Exclusive gateway (X) — choose one path
The most common gateway. The flow takes exactly one outgoing path, based on a condition.
- Use it for: yes/no or either/or decisions — "Approved?", "In stock?", "Payment successful?"
- Rule: label each outgoing flow with its condition, and provide a default flow so the process can't get stuck if no condition matches.
- Merging: an exclusive gateway can also merge paths back together (it just passes through whichever branch arrives).
Parallel gateway (+) — all paths at once
Splits the flow into concurrent branches that all run at the same time.
- Use it for: independent work that happens simultaneously — "provision laptop" and "create email account" and "assign a buddy."
- Rule: a parallel split should be matched by a parallel join that waits for all branches to finish before continuing. Forgetting the join is a common cause of broken diagrams.
Inclusive gateway (O) — one or more paths
Takes every outgoing path whose condition is true — could be one, could be several.
- Use it for: "notify by email if they opted in, and by SMS if they have a mobile number" — the two are independent and either or both can apply.
- Rule: the merging inclusive gateway waits only for the branches that were actually activated.
Event-based gateway — whichever happens first
The path depends on which event occurs first after the gateway.
- Use it for: "wait for payment confirmation or a 24-hour timeout, whichever comes first."

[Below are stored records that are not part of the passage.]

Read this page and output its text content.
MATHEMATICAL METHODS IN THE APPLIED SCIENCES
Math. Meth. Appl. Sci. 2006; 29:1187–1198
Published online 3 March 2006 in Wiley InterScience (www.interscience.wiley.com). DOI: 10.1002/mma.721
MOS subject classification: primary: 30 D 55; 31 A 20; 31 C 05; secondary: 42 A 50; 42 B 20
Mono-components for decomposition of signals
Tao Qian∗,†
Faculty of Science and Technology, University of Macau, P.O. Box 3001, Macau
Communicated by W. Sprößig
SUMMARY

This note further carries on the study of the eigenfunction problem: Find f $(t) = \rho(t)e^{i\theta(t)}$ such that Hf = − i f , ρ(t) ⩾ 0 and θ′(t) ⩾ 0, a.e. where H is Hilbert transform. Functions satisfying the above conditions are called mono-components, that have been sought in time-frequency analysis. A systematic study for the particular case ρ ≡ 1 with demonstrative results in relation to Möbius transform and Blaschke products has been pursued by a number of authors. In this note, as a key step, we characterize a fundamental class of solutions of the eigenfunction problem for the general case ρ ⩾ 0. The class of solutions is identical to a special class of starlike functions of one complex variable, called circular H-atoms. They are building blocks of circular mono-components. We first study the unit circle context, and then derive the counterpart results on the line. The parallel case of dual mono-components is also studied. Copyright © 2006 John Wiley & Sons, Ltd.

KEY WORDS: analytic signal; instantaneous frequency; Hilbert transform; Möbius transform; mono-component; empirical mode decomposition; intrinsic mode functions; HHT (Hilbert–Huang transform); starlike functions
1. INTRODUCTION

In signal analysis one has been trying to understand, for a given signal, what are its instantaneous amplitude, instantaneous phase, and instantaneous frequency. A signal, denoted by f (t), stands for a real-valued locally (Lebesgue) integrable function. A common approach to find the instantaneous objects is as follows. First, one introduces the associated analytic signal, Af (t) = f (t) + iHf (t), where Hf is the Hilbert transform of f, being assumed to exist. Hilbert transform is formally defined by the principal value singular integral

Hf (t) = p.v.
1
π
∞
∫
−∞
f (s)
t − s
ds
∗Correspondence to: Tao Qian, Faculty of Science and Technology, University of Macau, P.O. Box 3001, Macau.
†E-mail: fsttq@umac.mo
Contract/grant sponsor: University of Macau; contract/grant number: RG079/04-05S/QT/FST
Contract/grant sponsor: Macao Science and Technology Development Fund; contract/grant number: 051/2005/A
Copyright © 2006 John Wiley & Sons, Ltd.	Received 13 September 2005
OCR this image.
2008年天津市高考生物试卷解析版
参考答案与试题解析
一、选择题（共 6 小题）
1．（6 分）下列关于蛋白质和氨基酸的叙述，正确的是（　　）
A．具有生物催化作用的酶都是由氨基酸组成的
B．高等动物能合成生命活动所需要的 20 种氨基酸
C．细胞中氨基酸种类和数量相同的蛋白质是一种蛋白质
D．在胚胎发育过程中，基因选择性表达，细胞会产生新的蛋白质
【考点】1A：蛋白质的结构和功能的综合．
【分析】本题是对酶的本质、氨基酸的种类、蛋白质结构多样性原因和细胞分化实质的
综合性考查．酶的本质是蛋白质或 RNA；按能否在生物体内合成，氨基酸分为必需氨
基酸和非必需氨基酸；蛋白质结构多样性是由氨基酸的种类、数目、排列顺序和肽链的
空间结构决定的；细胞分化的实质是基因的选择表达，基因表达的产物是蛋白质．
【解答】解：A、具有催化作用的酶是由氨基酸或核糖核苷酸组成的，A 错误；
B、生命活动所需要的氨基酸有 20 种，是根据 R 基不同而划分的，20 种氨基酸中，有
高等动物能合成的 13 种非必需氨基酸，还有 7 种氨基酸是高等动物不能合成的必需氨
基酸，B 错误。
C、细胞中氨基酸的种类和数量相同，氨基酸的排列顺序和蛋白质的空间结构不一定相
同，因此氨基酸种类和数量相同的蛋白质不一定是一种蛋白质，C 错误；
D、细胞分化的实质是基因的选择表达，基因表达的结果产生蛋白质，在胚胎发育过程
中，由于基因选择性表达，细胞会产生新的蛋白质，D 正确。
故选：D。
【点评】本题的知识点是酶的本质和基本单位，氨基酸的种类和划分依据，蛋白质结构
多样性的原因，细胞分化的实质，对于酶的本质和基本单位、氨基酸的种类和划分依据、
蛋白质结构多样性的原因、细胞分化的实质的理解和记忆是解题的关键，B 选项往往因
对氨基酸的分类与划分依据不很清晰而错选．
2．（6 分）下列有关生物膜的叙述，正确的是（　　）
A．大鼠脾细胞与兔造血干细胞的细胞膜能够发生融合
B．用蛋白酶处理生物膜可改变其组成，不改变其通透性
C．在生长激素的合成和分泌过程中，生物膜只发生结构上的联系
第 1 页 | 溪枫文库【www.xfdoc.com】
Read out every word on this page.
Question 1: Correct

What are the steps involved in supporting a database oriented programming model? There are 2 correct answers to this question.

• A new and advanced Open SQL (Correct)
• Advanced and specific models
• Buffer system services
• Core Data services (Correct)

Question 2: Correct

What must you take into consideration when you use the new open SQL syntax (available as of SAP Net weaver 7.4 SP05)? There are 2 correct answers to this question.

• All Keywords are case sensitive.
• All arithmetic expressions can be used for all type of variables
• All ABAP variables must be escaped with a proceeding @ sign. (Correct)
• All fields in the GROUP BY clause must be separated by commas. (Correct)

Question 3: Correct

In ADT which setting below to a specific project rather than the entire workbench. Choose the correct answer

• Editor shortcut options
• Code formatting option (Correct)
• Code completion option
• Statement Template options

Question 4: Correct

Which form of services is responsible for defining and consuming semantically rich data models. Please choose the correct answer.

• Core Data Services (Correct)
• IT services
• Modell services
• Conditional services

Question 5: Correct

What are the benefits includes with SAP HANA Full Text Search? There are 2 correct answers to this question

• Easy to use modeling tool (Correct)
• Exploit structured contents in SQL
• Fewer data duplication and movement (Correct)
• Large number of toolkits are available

- Followed by events (message, timer), not tasks. The first event to trigger wins; the others are cancelled.
Quick reference
| Gateway | Marker | Split behaviour |
|---|---|---|
| Exclusive | X | Exactly one path |
| Parallel | + | All paths simultaneously |
| Inclusive | O | One or more paths (each true condition) |
| Event-based | Pentagon | The path of the first event to occur |
The #1 gateway mistake: unbalanced splits and joins
Every split should have a matching join of the same type. A parallel split with no parallel join leaves branches that never reconcile; an exclusive path that never merges leaves dangling ends. If a diagram feels "off," check gateway balance first. More in common BPMN mistakes.
Not sure which gateway your process needs? Describe the decision in plain English to BPMN Studio and it'll pick and place the right gateway — then you can see why it chose it. See also the full symbol reference and events explained.
Frequently asked questions
What is a gateway in BPMN?
A gateway is a diamond-shaped symbol that controls how a process path splits or merges. It decides which sequence flows are taken after a point in the process — one path, all paths, or some paths — depending on the gateway type.
What is the difference between an exclusive and a parallel gateway?
An exclusive gateway (X) takes exactly one outgoing path based on a condition — like an either/or decision. A parallel gateway (+) takes all outgoing paths at the same time, splitting the flow into concurrent branches that later synchronise.
When should I use an inclusive gateway?
Use an inclusive gateway (circle marker) when one or more paths can be taken based on independent conditions — for example, 'notify by email AND/OR SMS' where each is evaluated separately. Every branch whose condition is true runs.